Le dernier testament de Ben Zion… à lire avec circonspection

Fallait-il vraiment lire ce roman de James Frey? Choquant… pour tous les croyants de toute confession, juive ou chrétienne. Sans jamais s’exprimer vraiment Ben Zion les remet toutes en cause et les critique toutes. Choquant… pour tous ceux qui essaient de donner un sens moral à leur vie en dehors de toute religion!

© CIRI

Mais qui est Ben Zion? Rien moins que le messie réincarné. Un messie qui vit à l’encontre de toutes les lois. Mais, me direz-vous, Jésus bravait les interdits et les règles de la loi juive, il fustigeait les pharisiens… chassait les vendeurs du temple, guérissait le jour du Sabbat.

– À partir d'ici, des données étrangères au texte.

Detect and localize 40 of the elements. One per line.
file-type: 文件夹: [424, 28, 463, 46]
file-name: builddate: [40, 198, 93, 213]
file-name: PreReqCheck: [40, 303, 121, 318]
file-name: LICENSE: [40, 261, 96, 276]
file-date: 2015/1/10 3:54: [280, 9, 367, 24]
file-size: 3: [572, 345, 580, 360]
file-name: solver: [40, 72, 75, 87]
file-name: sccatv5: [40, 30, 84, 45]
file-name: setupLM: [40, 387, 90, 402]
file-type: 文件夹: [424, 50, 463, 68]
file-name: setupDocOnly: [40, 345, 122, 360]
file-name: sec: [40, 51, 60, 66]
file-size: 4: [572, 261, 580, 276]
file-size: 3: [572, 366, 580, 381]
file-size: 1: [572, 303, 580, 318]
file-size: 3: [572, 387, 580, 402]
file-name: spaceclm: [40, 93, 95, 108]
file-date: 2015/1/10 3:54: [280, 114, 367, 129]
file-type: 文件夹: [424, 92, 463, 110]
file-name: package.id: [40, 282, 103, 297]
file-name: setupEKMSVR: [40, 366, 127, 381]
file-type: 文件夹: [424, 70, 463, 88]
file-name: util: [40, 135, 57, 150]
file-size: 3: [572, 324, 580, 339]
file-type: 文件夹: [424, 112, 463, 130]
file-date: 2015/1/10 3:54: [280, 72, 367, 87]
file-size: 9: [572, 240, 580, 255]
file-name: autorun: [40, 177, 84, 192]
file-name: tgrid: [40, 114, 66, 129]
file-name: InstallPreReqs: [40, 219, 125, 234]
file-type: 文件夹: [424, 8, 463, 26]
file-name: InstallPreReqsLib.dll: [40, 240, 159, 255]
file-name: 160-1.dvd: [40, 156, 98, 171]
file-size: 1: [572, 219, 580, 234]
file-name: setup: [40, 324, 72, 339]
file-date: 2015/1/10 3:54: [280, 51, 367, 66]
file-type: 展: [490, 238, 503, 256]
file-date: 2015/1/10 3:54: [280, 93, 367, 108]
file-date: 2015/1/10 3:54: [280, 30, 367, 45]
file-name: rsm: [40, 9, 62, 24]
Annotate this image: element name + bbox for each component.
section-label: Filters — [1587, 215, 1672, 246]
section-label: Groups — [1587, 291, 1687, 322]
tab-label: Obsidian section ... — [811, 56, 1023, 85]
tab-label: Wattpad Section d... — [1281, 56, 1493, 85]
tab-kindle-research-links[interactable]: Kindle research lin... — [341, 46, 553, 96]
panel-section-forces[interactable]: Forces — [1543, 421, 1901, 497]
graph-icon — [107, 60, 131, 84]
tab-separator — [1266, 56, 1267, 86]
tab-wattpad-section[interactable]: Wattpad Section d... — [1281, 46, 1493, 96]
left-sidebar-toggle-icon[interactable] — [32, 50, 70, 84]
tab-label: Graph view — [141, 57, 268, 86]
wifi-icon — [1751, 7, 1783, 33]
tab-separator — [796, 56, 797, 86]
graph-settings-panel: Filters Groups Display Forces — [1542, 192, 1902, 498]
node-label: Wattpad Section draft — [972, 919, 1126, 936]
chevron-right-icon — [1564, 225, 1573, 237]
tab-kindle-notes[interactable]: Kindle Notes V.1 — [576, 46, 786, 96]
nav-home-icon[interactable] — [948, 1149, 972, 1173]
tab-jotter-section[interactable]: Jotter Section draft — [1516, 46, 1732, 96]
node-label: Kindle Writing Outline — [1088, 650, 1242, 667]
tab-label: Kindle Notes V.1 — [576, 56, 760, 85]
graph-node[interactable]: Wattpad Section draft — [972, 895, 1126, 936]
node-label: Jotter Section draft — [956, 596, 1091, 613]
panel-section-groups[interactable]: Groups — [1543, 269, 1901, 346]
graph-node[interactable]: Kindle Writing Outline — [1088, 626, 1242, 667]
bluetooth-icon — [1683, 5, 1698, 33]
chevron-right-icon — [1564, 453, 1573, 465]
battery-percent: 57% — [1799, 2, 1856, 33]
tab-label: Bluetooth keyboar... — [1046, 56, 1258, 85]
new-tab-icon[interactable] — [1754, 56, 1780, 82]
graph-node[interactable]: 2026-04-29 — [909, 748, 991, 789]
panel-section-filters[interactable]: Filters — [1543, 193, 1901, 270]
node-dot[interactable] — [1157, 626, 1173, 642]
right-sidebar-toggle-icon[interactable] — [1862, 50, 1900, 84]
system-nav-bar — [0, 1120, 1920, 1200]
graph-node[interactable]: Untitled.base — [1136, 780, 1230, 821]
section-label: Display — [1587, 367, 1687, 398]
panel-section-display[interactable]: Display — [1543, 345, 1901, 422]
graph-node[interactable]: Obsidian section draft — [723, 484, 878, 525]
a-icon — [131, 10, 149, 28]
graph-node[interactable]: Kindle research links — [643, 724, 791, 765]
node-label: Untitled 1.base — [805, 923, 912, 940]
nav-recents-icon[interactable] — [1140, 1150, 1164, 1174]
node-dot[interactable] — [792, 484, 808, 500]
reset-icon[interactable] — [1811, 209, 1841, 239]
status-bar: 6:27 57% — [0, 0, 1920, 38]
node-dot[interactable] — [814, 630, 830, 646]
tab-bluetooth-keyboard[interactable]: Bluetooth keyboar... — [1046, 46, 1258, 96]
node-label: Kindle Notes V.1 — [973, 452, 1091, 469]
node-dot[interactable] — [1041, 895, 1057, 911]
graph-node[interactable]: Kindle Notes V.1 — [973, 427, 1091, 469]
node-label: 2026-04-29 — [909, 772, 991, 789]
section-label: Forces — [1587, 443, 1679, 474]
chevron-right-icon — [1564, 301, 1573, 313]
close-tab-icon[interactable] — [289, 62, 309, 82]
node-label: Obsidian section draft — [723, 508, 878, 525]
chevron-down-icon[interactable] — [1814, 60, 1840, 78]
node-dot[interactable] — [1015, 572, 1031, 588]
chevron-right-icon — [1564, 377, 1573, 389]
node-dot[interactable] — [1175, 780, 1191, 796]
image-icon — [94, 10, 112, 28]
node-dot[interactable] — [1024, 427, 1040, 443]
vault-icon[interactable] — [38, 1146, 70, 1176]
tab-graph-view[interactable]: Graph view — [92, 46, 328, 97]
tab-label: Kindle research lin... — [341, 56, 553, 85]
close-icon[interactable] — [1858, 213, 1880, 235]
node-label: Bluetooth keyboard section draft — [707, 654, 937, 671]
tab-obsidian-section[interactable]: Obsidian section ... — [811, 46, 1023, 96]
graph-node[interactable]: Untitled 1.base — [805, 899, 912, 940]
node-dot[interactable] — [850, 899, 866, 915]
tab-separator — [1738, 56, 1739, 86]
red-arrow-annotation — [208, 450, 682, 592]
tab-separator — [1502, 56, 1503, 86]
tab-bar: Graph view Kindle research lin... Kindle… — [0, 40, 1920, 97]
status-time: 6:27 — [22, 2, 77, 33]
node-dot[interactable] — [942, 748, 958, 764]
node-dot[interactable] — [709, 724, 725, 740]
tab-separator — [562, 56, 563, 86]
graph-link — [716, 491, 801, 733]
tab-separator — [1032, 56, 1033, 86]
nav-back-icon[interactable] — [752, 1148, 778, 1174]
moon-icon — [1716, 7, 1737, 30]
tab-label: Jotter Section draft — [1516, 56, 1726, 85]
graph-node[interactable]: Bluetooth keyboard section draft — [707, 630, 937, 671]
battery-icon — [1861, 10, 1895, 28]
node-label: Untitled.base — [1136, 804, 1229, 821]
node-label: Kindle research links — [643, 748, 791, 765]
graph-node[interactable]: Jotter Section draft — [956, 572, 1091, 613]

Alors, que reprocher à ce nouveau messie ? Il fait plus penser à un gourou mais ne cherche pas à retenir ceux qu’il a attiré et à qui il ne demande pas d’argent. Un nouveau prophète qui vit pauvrement dans un quartier peuplé majoritairement de Portoricains, le seul blanc parmi tous ces gens de couleur, «?ce qui n’a pas l’air de le gêner.?»
Le roman est construit en seize chapitres autour de quatorze personnages qui, chacun avec leur style, livrent leurs impressions à la rencontre de Ben Zion. James Frey essaie de les faire coller à des personnages bibliques. C’est cela d’abord qui m’a heurtée, j’avoue n’avoir jamais vu Jean-Baptiste sous les traits d’un trafiquant en tout genre, à la tête d’une armée de pauvres types à qui on fait croire n’importe quoi pour avoir à manger!
L’évolution de Maria angeles, alias Marie-Madeleine, est sûrement ce qui est le plus intéressant. Au cours de son enseignement, il remet en cause le pouvoir abusif des religions, leur volonté de maintenir les gens dans la peur, les livres saints : «?Il faudrait considérer ces livres de la même manière que nous considérons tout ce qui est de la même époque, en reconnaissant leur importance historique, mais sans leur accorder la moindre valeur.?» Dieu est infini, Dieu est Amour, tel est le fond de son enseignement, mais c’est justement sa vision de l’amour qui pose question : dérive vers des rapports sexuels multiples, puisque c’est au cours de l’orgasme que Dieu se manifeste! C’est en cela que l’on pense plus à une secte, essentiellement à partir de la rencontre de Judith, le douzième personnage.
Ce qui rend ce roman encore plus pénible à lire c’est le style. Pour coller au plus près de ces personnages, James Frey emploie leur langage souvent vulgaire, voire ordurier. J’avoue avoir eu beaucoup de mal avec certains chapitres. En réfléchissant à ce qui a pu pousser cet auteur américain à se lancer dans une telle « entreprise », je me suis dit que sans doute, la multiplication des églises aux Etats-Unis et l’emprise de la religion sur la vie politique et publique de ce pays devait être le mobile de l’auteur. Mais peut-être en est-il tout autre. Cela dit, je reviens à ma première interrogation: fallait-il vraiment lire ce roman?